In both physics and biology, Easterbrook seems to use his own personal neat-o-meter to decide what is a legitimate scientific question. Wouldn’t it be neat if there was a hidden spiritual plane just like the planes of string theory? Wouldn’t it be neat if you could prove that life was designed? When anyone brings up the flakiness of his musings, Easterbrook claims that mainstream science is just as flaky. Billions of dimensions? Hah! “Yet which idea sounds more implausible–one unseen dimension or billions of them?” (Actually, Gregg, it’s more like 10 dimensions.) Rigorous experiments on possible precursors to DNA and cells? Hey, no one was there, so any theory that’s fascinating to debate is worth teaching in the classroom. Besides, the kids get sooo bored when you bring out those real papers from peer-reviewed journals.

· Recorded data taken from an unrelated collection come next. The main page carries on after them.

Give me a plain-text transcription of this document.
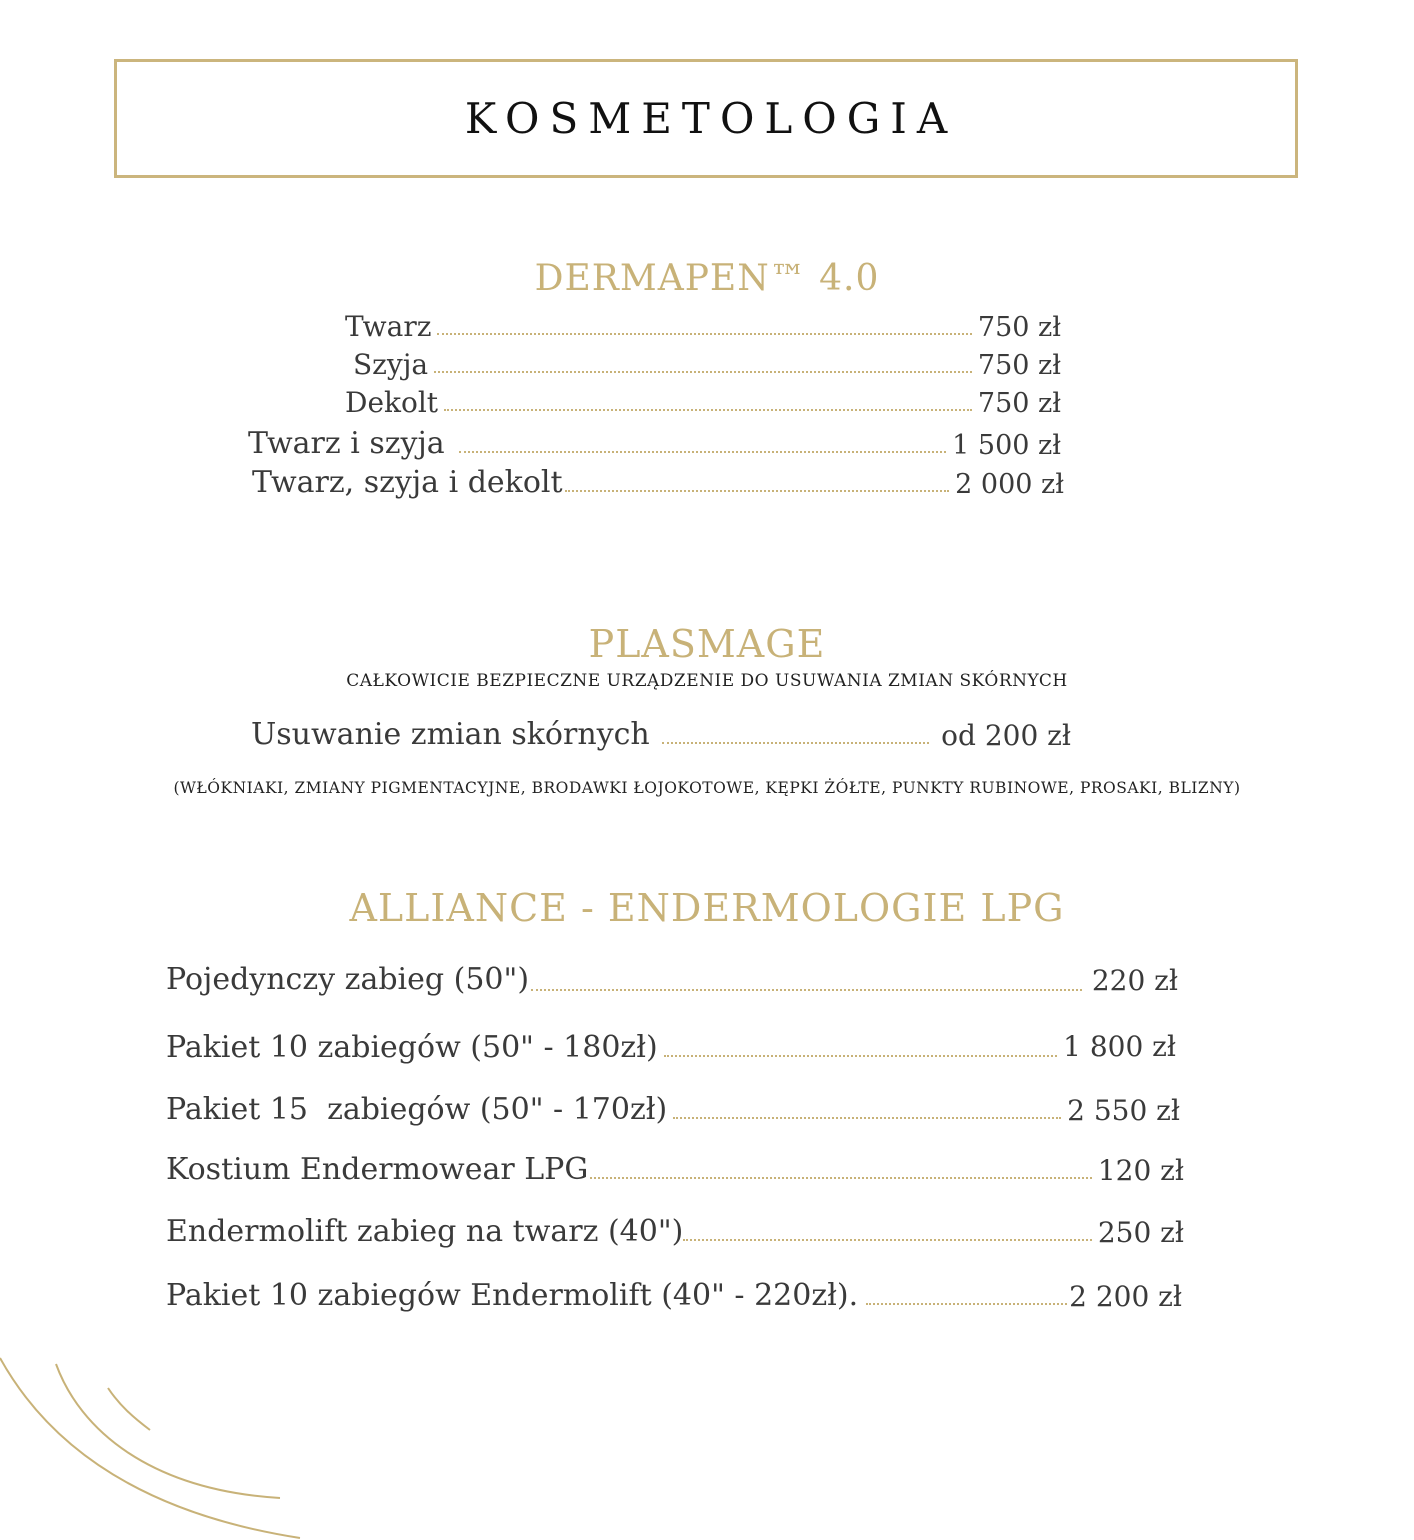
KOSMETOLOGIA
DERMAPEN™ 4.0
Twarz	750 zł
Szyja	750 zł
Dekolt	750 zł
Twarz i szyja	1 500 zł
Twarz, szyja i dekolt	2 000 zł
PLASMAGE
CAŁKOWICIE BEZPIECZNE URZĄDZENIE DO USUWANIA ZMIAN SKÓRNYCH
Usuwanie zmian skórnych	od 200 zł
(WŁÓKNIAKI, ZMIANY PIGMENTACYJNE, BRODAWKI ŁOJOKOTOWE, KĘPKI ŻÓŁTE, PUNKTY RUBINOWE, PROSAKI, BLIZNY)
ALLIANCE - ENDERMOLOGIE LPG
Pojedynczy zabieg (50")	220 zł
Pakiet 10 zabiegów (50" - 180zł)	1 800 zł
Pakiet 15  zabiegów (50" - 170zł)	2 550 zł
Kostium Endermowear LPG	120 zł
Endermolift zabieg na twarz (40")	250 zł
Pakiet 10 zabiegów Endermolift (40" - 220zł).	2 200 zł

It amazes me that Easterbrook continues to trot out misinformed musings about science with a mysteriously authoritative tone. I’m reminded of Tom Wolfe’s dissection of Susan Sontag’s grand pronouncements in “In the Land of the Rococo Marxists”–“Who was this woman?…Perhaps she was exceptionally hell-bent on illustrating McLuhan’s line about indignation endowing the idiot with dignity, but otherwise she was just a typical American intellectual of the post-World War II period. After all, having the faintest notion of what you were talking about was irrelevant.”
As Atrios rightly points out, “physicists understand, even if Easterbrook does not, what their posited extra dimensions mean.” And evolutionary biologists understand what it takes to establish and investigate a scientific theory about life–even if Easterbrook clearly does not.
Correction: Thanks to Steve, who in the comments pointed out that Easterbrook’s column is on ESPN.com, not ESPN magazine.